Atmosphere Inspires Edition 007

Sam Colyer
Atmosphere Inspires is our regular curation of news and views from the digital sphere; the lead stories that are affecting you and your business. In this edition we’re taking a look at the revolutionary impact of tech startups: from those gaining traction to those causing controversy there’s always plenty to say when it comes to adopting new ideas…

Stories catching our attention

Uber: from startup to slow down

So, was anybody expecting this? Last week TfL revoked Uber’s licence in London for not being a “fit and proper” private car operator, citing concerns over safety and software issues blocking access to regulatory bodies. At the time, Uber retaliated with “London is closed to innovative companies”. It’s a strong accusation, but Uber has changed a landscape by shaping new behaviour patterns and setting expectations for 3.5 million Londoners, and there’s a petition to prove it. Along with everyone else, tech start ups will be watching this evolving situation to see just how important “playing by the rules” is.

Blockchain has had a busy year, but what about 2018?

According to global market monitor Novum Insights, investment in blockchain technology startups are to reach $3bn by the end of 2017. Around 25% of this investment has come from venture capital investors, and 75% from Initial Coin Offerings (ICOs), suggesting a strong appetite out there for ICO’s despite regulation and liquidity concerns. We’re heading towards tighter governance for ICO’s which may help to alleviate some of this unease, and if the critics can be convinced then 2018 is likely to be an even bigger year for blockchain based technology.
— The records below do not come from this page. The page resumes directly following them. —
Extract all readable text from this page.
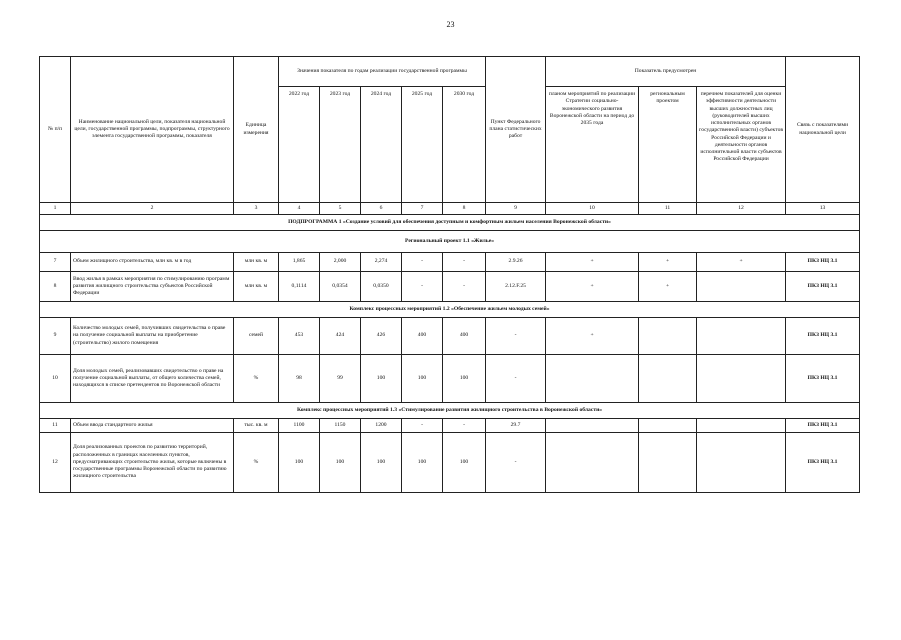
23
№ п/п	Наименование национальной цели, показателя национальной цели, государственной программы, подпрограммы, структурного элемента государственной программы, показателя	Единица измерения	Значения показателя по годам реализации государственной программы					Пункт Федерального плана статистических работ	Показатель предусмотрен			Связь с показателями национальной цели
			2022 год	2023 год	2024 год	2025 год	2030 год		планом мероприятий по реализации Стратегии социально-экономического развития Воронежской области на период до 2035 года	региональным проектом	перечнем показателей для оценки эффективности деятельности высших должностных лиц (руководителей высших исполнительных органов государственной власти) субъектов Российской Федерации и деятельности органов исполнительной власти субъектов Российской Федерации	
1	2	3	4	5	6	7	8	9	10	11	12	13
ПОДПРОГРАММА 1 «Создание условий для обеспечения доступным и комфортным жильем населения Воронежской области»												
Региональный проект 1.1 «Жилье»												
7	Объем жилищного строительства, млн кв. м в год	млн кв. м	1,865	2,000	2,274	-	-	2.9.26	+	+	+	ПКЗ НЦ 3.1
8	Ввод жилья в рамках мероприятия по стимулированию программ развития жилищного строительства субъектов Российской Федерации	млн кв. м	0,1114	0,0354	0,0350	-	-	2.12.F.25	+	+		ПКЗ НЦ 3.1
Комплекс процессных мероприятий 1.2 «Обеспечение жильем молодых семей»												
9	Количество молодых семей, получивших свидетельства о праве на получение социальной выплаты на приобретение (строительство) жилого помещения	семей	453	424	426	400	400	-	+			ПКЗ НЦ 3.1
10	Доля молодых семей, реализовавших свидетельство о праве на получение социальной выплаты, от общего количества семей, находящихся в списке претендентов по Воронежской области	%	98	99	100	100	100	-				ПКЗ НЦ 3.1
Комплекс процессных мероприятий 1.3 «Стимулирование развития жилищного строительства в Воронежской области»												
11	Объем ввода стандартного жилья	тыс. кв. м	1100	1150	1200	-	-	29.7				ПКЗ НЦ 3.1
12	Доля реализованных проектов по развитию территорий, расположенных в границах населенных пунктов, предусматривающих строительство жилья, которые включены в государственные программы Воронежской области по развитию жилищного строительства	%	100	100	100	100	100	-				ПКЗ НЦ 3.1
There’s controversy in the Bodega corner

Designed much like the humble vending machine, only bigger, better and smarter, startup Bodega is having to backtrack this week following controversial comments that their offering will replace neighbourhood corner stores. Plenty of contention on Twitter around this one: there's anger that jobs will be lost and traditions quashed. Whilst the concept is moving with the trends, implementation is key, and it will be interesting to see how CEO Paul McDonald plans his next steps amongst the backlash.

What else is happening?

Legal tech services are staying human

Justin Kan has launched a new tech platform law firm for startups: Legal Technology Services (LTS) with Atrium, a legal provider for startups, as their first customer. Whilst LTS will offer a suite of tech tools for Atrium to use, they stress that real life lawyers will very much be a part of the business. It’s a reflection of the times when businesses feel the need to highlight the inclusion of the human element - in a somewhat timely statement Justin Kan emphasises that: “we’re not trying to do the Uber of lawyers” or “lawyer AI”.
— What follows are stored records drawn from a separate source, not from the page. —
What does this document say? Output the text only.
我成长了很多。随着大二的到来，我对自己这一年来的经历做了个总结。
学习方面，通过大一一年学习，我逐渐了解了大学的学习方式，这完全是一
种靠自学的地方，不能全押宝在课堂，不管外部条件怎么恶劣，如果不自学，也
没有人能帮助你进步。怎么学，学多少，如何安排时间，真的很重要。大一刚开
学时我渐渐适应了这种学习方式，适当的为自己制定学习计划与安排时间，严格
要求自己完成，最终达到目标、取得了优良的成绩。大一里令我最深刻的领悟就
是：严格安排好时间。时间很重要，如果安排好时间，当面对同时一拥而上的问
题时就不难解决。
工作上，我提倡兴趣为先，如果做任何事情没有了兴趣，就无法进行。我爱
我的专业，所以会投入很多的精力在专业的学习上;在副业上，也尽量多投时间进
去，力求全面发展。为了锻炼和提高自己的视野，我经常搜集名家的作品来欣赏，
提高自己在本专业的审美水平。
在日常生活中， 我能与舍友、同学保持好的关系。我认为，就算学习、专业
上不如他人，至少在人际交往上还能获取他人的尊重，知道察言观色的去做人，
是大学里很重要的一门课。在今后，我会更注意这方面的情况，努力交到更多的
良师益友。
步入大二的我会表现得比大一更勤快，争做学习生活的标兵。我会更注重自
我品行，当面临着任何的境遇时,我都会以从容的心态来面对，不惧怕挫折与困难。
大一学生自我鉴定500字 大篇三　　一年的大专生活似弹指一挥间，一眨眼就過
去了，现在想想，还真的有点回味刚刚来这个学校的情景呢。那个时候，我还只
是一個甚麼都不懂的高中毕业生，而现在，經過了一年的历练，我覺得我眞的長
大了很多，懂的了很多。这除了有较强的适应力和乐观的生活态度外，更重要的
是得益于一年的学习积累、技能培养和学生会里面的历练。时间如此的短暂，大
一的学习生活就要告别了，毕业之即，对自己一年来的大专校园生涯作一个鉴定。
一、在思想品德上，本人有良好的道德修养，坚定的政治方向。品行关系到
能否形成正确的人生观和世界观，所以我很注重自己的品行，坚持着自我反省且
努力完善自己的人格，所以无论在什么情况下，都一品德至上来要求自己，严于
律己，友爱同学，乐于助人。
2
BMW supports startup programme with internal intrapreneurs

BMW has opened a second tech startup programme in the UK. The programme will look to support five new startups to address challenges brought on by disruption. To support this programme, we like how BMW has introduced support for internal staff with ideas. By looking inwards and developing these intrapreneurs BMW is utilising their employees and turning ideas into reality. A good reminder that businesses could be assessing and harnessing talent within their existing workforce to add value.

Fear of the dentist? Not sure this will help

Those with a dental phobia may wish to look away now: a Chinese robot has just performed the world’s first dental surgery. It may make you feel better to know it was pre-programmed to install the implants within a margin of error of 0.2-0.3 mm (which currently matches industry standard) - or it might not. Technology developments in health care are really exciting: further progress will only lead to a whole host of benefits for the patient including improved accuracy, smaller incisions and faster healing times.